Legislation is passed creating a Metropolitan Stadium district in Denver. Voters are informed a four-county metropolitan region will vote on building a multimillion-dollar all-purpose stadium before March, 1967. One of the major provisions of the bill is that tenants—the football Broncos and baseball Bears—sign a 10-year lease. Internal problems, which seem to follow Cookie Gilchrist as stubbornly as opposing linebackers, surface again, with Speedie and his top offensive player finally reaching a point of no return. Gilchrist, a holdout, is traded to Miami. The Broncos feel the effects of his absence in the first game of the season. Houston beats them, 45-7, and the Broncos fail to generate even one first down. A week later, a 24-10 loss to Boston, Speedie resigns. Ray Malavasi, the line coach, is named the interim head coach. Late in December, Lou Saban is signed to a 10-year contract as coach and general manager.
Voters turn down the stadium bond issue, but Broncos fans immediately organize a fund-raising drive to improve Bears Stadium and keep the team in Denver. Floyd Little, the Syracuse All-America running back, becomes the first number-one draft choice ever to sign with the Broncos. Denver beats Detroit, 13-7, in a preseason game; it is the first time an AFL team wins a game over an NFL team. The Broncos give up two number-one draft choices to San Diego for quarterback Steve Tensi.
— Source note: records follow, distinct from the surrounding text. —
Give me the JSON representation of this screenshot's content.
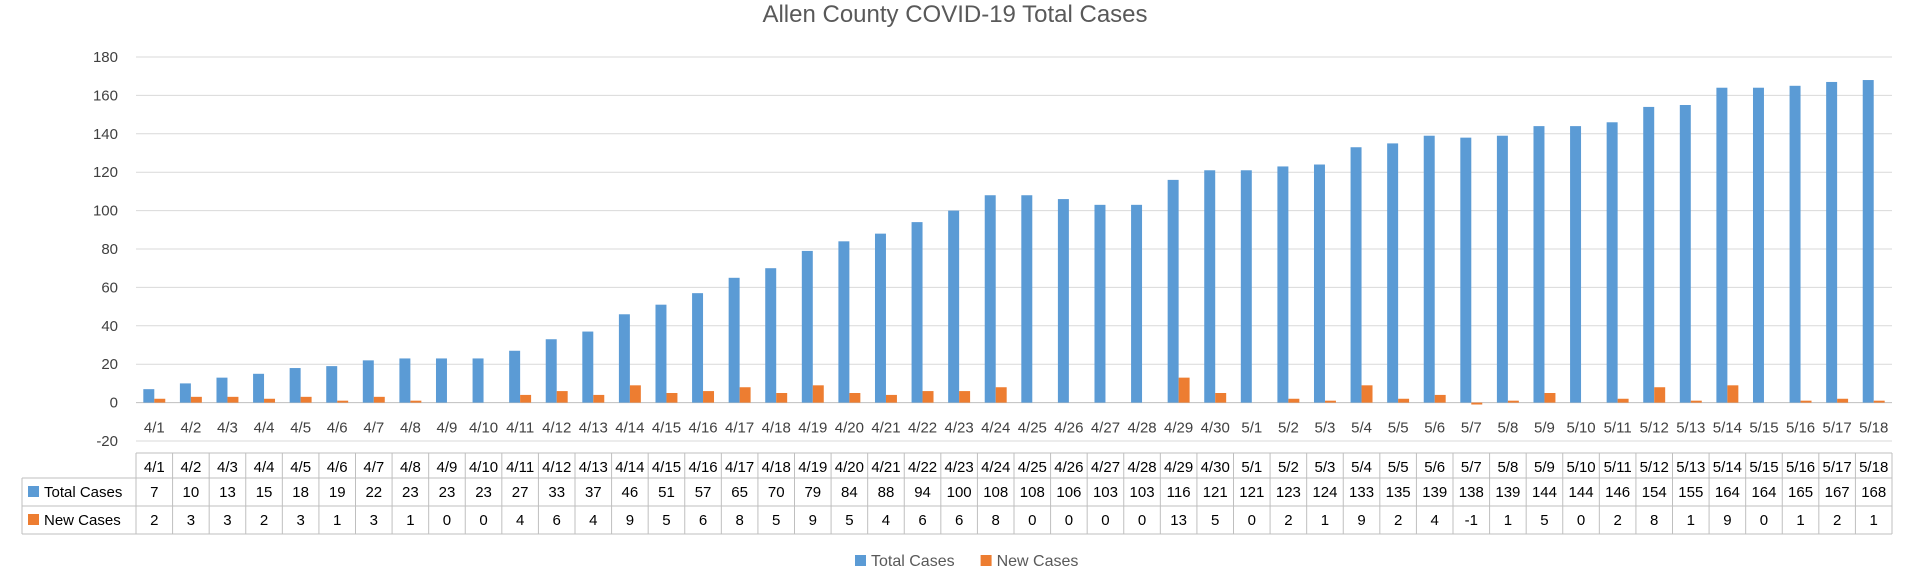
{
  "chart_data": {
    "type": "bar",
    "title": "Allen County COVID-19 Total Cases",
    "ylim": [
      -20,
      180
    ],
    "y_ticks": [
      -20,
      0,
      20,
      40,
      60,
      80,
      100,
      120,
      140,
      160,
      180
    ],
    "grid": true,
    "legend_position": "bottom",
    "data_table": true,
    "categories": [
      "4/1",
      "4/2",
      "4/3",
      "4/4",
      "4/5",
      "4/6",
      "4/7",
      "4/8",
      "4/9",
      "4/10",
      "4/11",
      "4/12",
      "4/13",
      "4/14",
      "4/15",
      "4/16",
      "4/17",
      "4/18",
      "4/19",
      "4/20",
      "4/21",
      "4/22",
      "4/23",
      "4/24",
      "4/25",
      "4/26",
      "4/27",
      "4/28",
      "4/29",
      "4/30",
      "5/1",
      "5/2",
      "5/3",
      "5/4",
      "5/5",
      "5/6",
      "5/7",
      "5/8",
      "5/9",
      "5/10",
      "5/11",
      "5/12",
      "5/13",
      "5/14",
      "5/15",
      "5/16",
      "5/17",
      "5/18"
    ],
    "series": [
      {
        "name": "Total Cases",
        "color": "#5B9BD5",
        "values": [
          7,
          10,
          13,
          15,
          18,
          19,
          22,
          23,
          23,
          23,
          27,
          33,
          37,
          46,
          51,
          57,
          65,
          70,
          79,
          84,
          88,
          94,
          100,
          108,
          108,
          106,
          103,
          103,
          116,
          121,
          121,
          123,
          124,
          133,
          135,
          139,
          138,
          139,
          144,
          144,
          146,
          154,
          155,
          164,
          164,
          165,
          167,
          168
        ]
      },
      {
        "name": "New Cases",
        "color": "#ED7D31",
        "values": [
          2,
          3,
          3,
          2,
          3,
          1,
          3,
          1,
          0,
          0,
          4,
          6,
          4,
          9,
          5,
          6,
          8,
          5,
          9,
          5,
          4,
          6,
          6,
          8,
          0,
          0,
          0,
          0,
          13,
          5,
          0,
          2,
          1,
          9,
          2,
          4,
          -1,
          1,
          5,
          0,
          2,
          8,
          1,
          9,
          0,
          1,
          2,
          1
        ]
      }
    ]
  }
}
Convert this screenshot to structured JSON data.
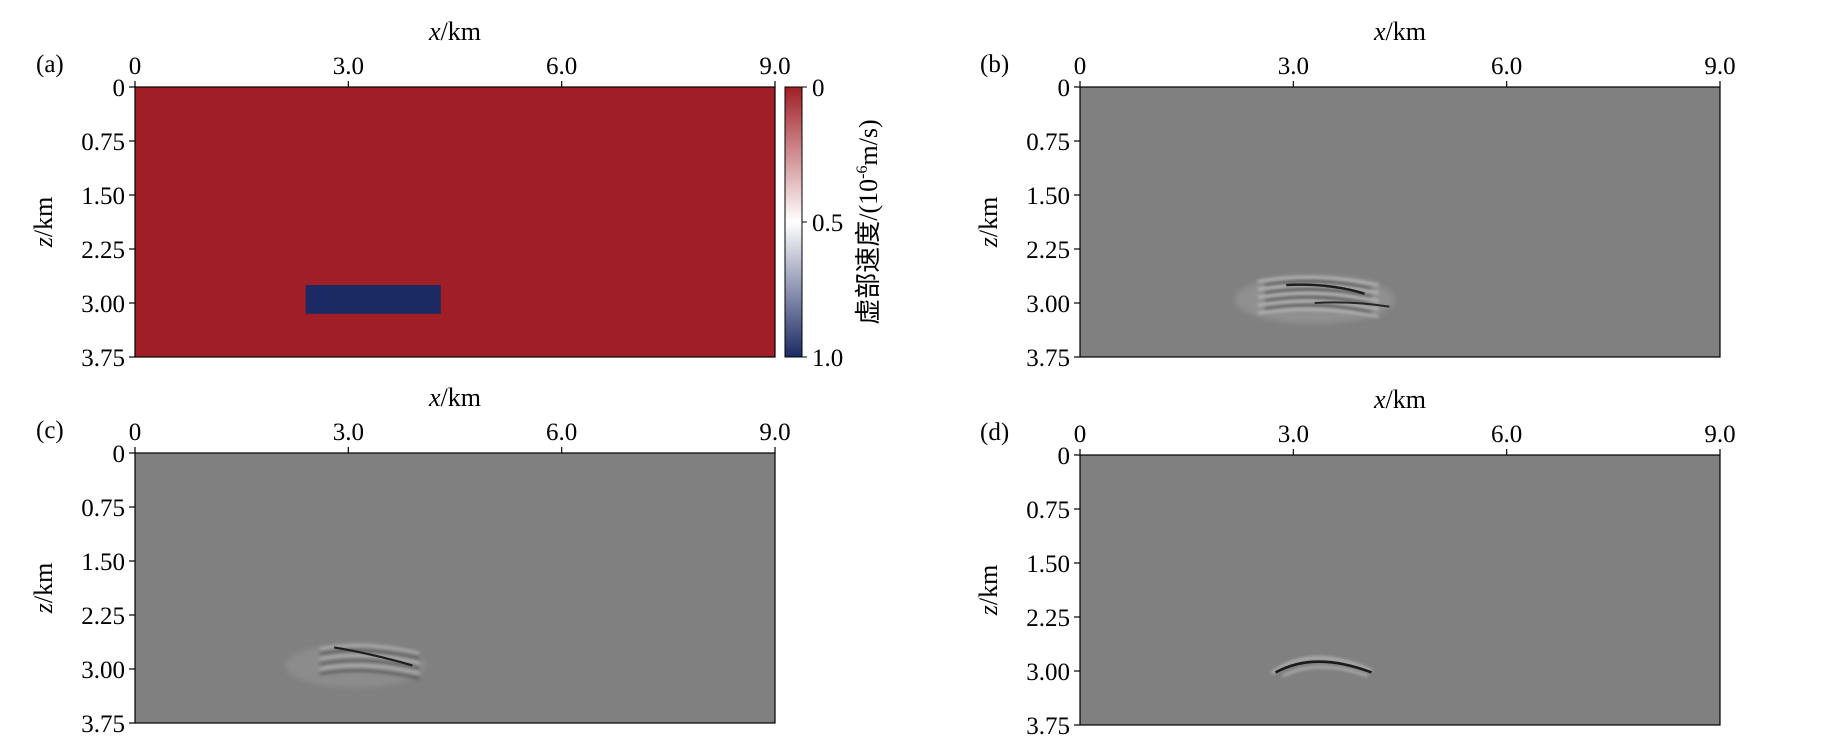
{
  "chart_data": [
    {
      "panel": "(a)",
      "type": "heatmap",
      "xlabel_var": "x",
      "xlabel_unit": "/km",
      "ylabel_var": "z",
      "ylabel_unit": "/km",
      "xticks": [
        "0",
        "3.0",
        "6.0",
        "9.0"
      ],
      "xtick_values": [
        0,
        3,
        6,
        9
      ],
      "yticks": [
        "0",
        "0.75",
        "1.50",
        "2.25",
        "3.00",
        "3.75"
      ],
      "ytick_values": [
        0,
        0.75,
        1.5,
        2.25,
        3.0,
        3.75
      ],
      "xlim": [
        0,
        9
      ],
      "ylim": [
        0,
        3.75
      ],
      "background_value": 0,
      "anomalies": [
        {
          "x": [
            2.4,
            4.3
          ],
          "z": [
            2.75,
            3.15
          ],
          "value": 1.0
        }
      ],
      "colorbar": {
        "label_main": "虚部速度/(10",
        "label_sup": "-6",
        "label_tail": "m/s)",
        "ticks": [
          "0",
          "0.5",
          "1.0"
        ],
        "tick_values": [
          0,
          0.5,
          1.0
        ],
        "range": [
          0,
          1.0
        ],
        "colors": [
          "#a01f26",
          "#ffffff",
          "#1c2a64"
        ]
      }
    },
    {
      "panel": "(b)",
      "type": "heatmap",
      "xlabel_var": "x",
      "xlabel_unit": "/km",
      "ylabel_var": "z",
      "ylabel_unit": "/km",
      "xticks": [
        "0",
        "3.0",
        "6.0",
        "9.0"
      ],
      "xtick_values": [
        0,
        3,
        6,
        9
      ],
      "yticks": [
        "0",
        "0.75",
        "1.50",
        "2.25",
        "3.00",
        "3.75"
      ],
      "ytick_values": [
        0,
        0.75,
        1.5,
        2.25,
        3.0,
        3.75
      ],
      "xlim": [
        0,
        9
      ],
      "ylim": [
        0,
        3.75
      ],
      "image": "grayscale seismic image, scattered energy around x=2.3–4.4 km, z=2.6–3.2 km"
    },
    {
      "panel": "(c)",
      "type": "heatmap",
      "xlabel_var": "x",
      "xlabel_unit": "/km",
      "ylabel_var": "z",
      "ylabel_unit": "/km",
      "xticks": [
        "0",
        "3.0",
        "6.0",
        "9.0"
      ],
      "xtick_values": [
        0,
        3,
        6,
        9
      ],
      "yticks": [
        "0",
        "0.75",
        "1.50",
        "2.25",
        "3.00",
        "3.75"
      ],
      "ytick_values": [
        0,
        0.75,
        1.5,
        2.25,
        3.0,
        3.75
      ],
      "xlim": [
        0,
        9
      ],
      "ylim": [
        0,
        3.75
      ],
      "image": "grayscale seismic image, focused events around x=2.5–4.1 km, z=2.7–3.2 km"
    },
    {
      "panel": "(d)",
      "type": "heatmap",
      "xlabel_var": "x",
      "xlabel_unit": "/km",
      "ylabel_var": "z",
      "ylabel_unit": "/km",
      "xticks": [
        "0",
        "3.0",
        "6.0",
        "9.0"
      ],
      "xtick_values": [
        0,
        3,
        6,
        9
      ],
      "yticks": [
        "0",
        "0.75",
        "1.50",
        "2.25",
        "3.00",
        "3.75"
      ],
      "ytick_values": [
        0,
        0.75,
        1.5,
        2.25,
        3.0,
        3.75
      ],
      "xlim": [
        0,
        9
      ],
      "ylim": [
        0,
        3.75
      ],
      "image": "grayscale seismic image, single curved reflector around x=2.7–4.1 km, z=2.75–3.05 km"
    }
  ],
  "colors": {
    "model_background": "#a01f26",
    "anomaly": "#1c2a64",
    "seismic_background": "#808080"
  }
}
The season-ticket count reaches a record of 24,650. A single-game attendance record is set when 35,565 watch Denver lose to the New York Jets, 38-24. Building toward the future, Lou Saban starts as many as 15 rookies during the season, which the Broncos finish at 3-11.
The civic drive to raise $1.8 million ends successfully and the city of Denver receives the stadium as a gift after the purchase of the facility from Empire Sports, by a non-profit group. Construction begins on a 16,000-seat upper deck that will raise capacity to 50,000. Another new season ticket record of 27,348 is reached. The Broncos draw more than 50,000 for the first time, when 50,002 watch Denver and Oakland play, November 10. Bears Stadium is officially renamed Denver Mile High Stadium. On the field, the Broncos win five games behind the play of Floyd Little and quarterback Marlin Briscoe, the first black to play regularly at quarterback in the AFL.
The Broncos start the season with victories over Boston and the New York Jets. Floyd Little has a 166-yard rushing day, the top single-game yardage figure for an AFL back, October 19. But injuries slow the Broncos. Steve Tensi is bothered by a bad knee. Little misses five games with shoulder and knee problems. He finishes fifth in the league in rushing (729 yards), after leading it before his injuries. A 13-0 win over San Diego at Mile High Stadium is the Broncos’ first shutout ever. They finish the season 5-8-1.